例えば水墨画の空間表現では、背景を淡く描くぼかしが使われたりします。
一方の写真でも、焦点の合った所から像が崩れていくことで同じ様に表現されるのです。
また、この像が崩れている部分のことを「ボケ」と言い、英語圏にもそのまま進出したので「Bokeh」と呼ばれます。
こうした写真で使われるボケは表現として肯定的な意味合いを持ち、ボケ方の良さを表す時には「ボケ味が良い」などと言ったりするのです。
対して英語では元々「out of focus」などと呼び、どちらかと言えば否定的な意味合いが感じられる言葉でした。

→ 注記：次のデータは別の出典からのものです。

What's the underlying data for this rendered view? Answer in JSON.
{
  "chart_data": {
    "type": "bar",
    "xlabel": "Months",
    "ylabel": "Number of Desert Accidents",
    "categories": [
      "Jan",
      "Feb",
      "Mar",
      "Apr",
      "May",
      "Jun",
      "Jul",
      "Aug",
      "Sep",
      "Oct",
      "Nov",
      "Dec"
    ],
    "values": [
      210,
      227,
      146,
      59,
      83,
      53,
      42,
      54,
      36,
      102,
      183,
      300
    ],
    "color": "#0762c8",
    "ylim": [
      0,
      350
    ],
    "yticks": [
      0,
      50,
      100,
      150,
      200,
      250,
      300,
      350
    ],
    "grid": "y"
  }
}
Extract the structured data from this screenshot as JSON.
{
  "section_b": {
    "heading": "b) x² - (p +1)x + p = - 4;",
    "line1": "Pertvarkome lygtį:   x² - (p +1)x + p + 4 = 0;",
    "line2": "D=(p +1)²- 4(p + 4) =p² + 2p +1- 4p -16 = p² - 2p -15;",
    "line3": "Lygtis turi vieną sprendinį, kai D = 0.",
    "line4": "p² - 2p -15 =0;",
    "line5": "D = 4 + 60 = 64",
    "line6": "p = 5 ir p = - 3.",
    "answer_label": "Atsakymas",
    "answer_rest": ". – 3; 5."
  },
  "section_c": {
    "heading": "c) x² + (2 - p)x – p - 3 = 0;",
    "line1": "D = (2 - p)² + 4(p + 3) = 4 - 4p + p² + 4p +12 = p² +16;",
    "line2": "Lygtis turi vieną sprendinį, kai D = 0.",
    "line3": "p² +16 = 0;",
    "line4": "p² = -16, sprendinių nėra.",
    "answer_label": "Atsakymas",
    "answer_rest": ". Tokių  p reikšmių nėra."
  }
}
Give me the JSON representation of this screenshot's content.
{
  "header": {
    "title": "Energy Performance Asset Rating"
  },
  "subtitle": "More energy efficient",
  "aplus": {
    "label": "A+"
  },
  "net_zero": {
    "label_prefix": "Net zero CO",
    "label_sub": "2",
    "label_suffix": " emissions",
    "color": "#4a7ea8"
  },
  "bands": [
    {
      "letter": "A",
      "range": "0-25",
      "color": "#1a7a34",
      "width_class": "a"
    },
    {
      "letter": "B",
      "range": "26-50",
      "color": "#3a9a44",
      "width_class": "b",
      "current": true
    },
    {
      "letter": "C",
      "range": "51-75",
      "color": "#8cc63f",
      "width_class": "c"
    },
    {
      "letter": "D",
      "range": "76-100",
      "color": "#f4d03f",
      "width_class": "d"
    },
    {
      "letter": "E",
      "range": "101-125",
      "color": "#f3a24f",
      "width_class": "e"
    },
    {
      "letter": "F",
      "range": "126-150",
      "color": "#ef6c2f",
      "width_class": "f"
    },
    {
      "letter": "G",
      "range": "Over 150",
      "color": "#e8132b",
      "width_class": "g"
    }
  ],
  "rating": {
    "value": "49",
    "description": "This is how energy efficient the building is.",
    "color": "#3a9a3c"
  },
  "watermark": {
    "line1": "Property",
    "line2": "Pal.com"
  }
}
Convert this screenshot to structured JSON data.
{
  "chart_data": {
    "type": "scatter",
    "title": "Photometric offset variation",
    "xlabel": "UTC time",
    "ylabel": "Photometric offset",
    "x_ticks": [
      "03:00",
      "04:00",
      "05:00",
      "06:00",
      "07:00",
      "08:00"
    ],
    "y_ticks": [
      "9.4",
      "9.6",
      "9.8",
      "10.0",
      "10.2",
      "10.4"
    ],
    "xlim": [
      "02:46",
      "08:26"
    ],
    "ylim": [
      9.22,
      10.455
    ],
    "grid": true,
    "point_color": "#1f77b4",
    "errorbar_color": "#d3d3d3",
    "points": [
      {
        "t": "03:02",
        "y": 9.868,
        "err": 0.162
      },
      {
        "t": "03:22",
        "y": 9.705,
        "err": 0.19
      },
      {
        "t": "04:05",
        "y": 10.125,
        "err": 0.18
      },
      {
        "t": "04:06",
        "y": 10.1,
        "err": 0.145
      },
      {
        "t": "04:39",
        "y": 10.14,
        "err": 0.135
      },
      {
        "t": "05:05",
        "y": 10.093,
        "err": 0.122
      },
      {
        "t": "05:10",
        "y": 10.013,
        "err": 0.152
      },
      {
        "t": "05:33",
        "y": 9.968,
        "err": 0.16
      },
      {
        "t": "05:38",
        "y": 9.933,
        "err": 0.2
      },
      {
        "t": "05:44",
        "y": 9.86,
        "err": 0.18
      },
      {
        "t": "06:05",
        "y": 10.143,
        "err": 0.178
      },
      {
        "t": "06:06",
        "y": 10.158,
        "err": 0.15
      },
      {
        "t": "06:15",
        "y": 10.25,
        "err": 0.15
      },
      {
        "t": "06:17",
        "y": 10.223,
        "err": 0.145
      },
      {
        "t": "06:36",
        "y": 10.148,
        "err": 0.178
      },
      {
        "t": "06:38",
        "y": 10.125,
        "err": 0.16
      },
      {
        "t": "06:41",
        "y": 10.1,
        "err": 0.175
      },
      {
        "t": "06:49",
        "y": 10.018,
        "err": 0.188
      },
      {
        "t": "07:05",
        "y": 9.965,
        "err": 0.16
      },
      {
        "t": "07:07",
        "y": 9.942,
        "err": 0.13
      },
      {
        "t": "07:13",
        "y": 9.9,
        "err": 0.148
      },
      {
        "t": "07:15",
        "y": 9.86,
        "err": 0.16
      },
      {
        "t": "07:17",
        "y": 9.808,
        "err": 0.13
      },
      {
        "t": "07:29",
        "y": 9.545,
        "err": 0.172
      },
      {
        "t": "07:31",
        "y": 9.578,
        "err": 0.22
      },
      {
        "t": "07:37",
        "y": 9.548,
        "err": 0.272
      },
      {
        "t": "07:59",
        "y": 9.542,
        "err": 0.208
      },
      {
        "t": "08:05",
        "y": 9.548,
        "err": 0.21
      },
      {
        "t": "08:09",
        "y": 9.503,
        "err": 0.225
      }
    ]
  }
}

あえて日本語に訳すなら、ピントが合っていない部分といった具合になります。
つまり、この「ボケ」を重視する文化は海外では珍しく日本独特だったと考えられるのです。
そして、その原点は水墨画だと言えればいいのですがそれは分かりません。
しかしながら、これら2つにはものの表現の仕方として似たものを感じます。
なので、日本文化ではこうした表現が伝統的に好まれてきたとは言えるかもしれません。
この様に2つの間には表現技法に共通性があるのですが、楽しみ方でも見出せるのです。
例えば浮世絵の名所絵やインスタなどのSNSには、旅行という共通性があったりします。
まず、江戸時代後期になり政情が安定し街道が整備されるなどの条件が整ったため、庶民の間でも旅行が流行し始めました。
ただ、今ほど簡単に行ける訳でもなく行けたとしても一生に一度くらいだったと考えられます。
そのため、行った気分になれる名所絵が求められ発展していくこととなるのです。
有名な東海道五十三次や富嶽三十六景なども、そうした背景から生まれたと考えられます。
あるいは、それを基に思い出を振り返ったり、旅行の計画を立てていたりしたかもしれません。
やはり、こうした楽しみ方には今と変わらないものを感じます。
さて、ここまで見てきた通り写真と絵画には意外と共通性を見出せることがあるのです。
具体的な形あるものに仕上げる方法は時代によって変われども、その根底を成す文化や物の見方はある程度連続している為でしょう。
こうした変遷をみると、目の前にあるものの広がりをより感じられるので実に興味深いです。